Here's a new proof of concept, this one using JavaScript in an inline frame. Once the frame is loaded, it keeps itself resident until you close the window. As long as it is resident, it fetches parts of a distributed computation problem (in this case, discovering 32-bit prime numbers), performs calculations and send the results back to a remote server run by the attacker.

This technology has a most assuredly good use as a legitimate JavaScript or
Java applet distributed client. If a person has access to a web browser and an
internet connection on a computer that is "locked down" to prevent the
installation of software–such as at a job, in a library, or in a school
computer lab–the person would still be able to run a distributed client.

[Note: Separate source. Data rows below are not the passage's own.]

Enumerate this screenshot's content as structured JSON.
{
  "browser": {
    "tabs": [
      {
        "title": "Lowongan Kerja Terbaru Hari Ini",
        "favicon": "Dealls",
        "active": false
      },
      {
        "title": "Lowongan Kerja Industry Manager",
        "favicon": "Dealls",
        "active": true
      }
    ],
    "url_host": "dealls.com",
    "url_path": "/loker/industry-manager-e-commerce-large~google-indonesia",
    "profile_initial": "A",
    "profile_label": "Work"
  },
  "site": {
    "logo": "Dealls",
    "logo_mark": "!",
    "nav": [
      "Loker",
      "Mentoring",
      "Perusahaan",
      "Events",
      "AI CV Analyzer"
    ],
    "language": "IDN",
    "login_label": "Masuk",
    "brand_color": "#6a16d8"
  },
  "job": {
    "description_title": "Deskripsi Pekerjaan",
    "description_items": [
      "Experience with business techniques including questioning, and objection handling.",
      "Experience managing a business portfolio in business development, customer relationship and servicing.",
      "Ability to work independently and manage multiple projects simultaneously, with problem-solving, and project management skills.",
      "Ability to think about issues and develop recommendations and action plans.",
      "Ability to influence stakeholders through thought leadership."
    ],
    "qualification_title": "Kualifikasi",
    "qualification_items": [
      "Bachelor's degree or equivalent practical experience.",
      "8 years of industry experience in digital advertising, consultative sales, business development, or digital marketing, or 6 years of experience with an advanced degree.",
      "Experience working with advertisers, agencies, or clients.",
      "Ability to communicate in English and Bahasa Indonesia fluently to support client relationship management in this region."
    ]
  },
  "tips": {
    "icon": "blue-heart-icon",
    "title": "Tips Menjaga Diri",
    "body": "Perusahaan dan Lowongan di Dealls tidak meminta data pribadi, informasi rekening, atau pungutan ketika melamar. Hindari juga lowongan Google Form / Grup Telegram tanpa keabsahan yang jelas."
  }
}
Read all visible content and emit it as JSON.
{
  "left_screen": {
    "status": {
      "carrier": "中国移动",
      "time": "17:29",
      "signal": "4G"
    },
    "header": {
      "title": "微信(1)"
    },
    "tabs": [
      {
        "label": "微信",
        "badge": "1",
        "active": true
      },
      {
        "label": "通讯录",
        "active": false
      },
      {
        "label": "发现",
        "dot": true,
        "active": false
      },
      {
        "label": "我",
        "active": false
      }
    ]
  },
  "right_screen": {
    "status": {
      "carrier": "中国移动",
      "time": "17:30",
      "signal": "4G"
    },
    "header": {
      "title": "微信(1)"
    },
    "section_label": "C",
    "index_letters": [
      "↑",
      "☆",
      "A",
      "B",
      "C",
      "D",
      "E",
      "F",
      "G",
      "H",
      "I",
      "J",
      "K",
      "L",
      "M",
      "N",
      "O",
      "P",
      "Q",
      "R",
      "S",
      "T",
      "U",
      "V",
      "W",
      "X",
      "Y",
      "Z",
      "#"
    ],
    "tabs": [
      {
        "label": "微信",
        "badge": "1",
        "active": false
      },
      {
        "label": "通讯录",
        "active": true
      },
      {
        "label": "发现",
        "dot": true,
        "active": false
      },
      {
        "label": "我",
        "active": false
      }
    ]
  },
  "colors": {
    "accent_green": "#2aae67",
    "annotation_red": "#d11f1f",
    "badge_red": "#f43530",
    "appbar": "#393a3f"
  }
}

Imagine using a web browser on one of these machines. The browser would be
split by frames. The majority of the left-hand frame could be your typical
browsing experience. The right-hand frame could be very thin, maybe 10 or 20
pixels wide. Within this frame a client from a legitimate site (for example, or SETI@Home) could be running. This client could be written
in JavaScript or as a Java Applet. Status information could be displayed as
"colored blinkey lights" or text rotated 90 degrees. Alternately, this could
be done with a frame across the bottom of the browser, although this tends to
cut into usable screen space more than a column down the side of the screen.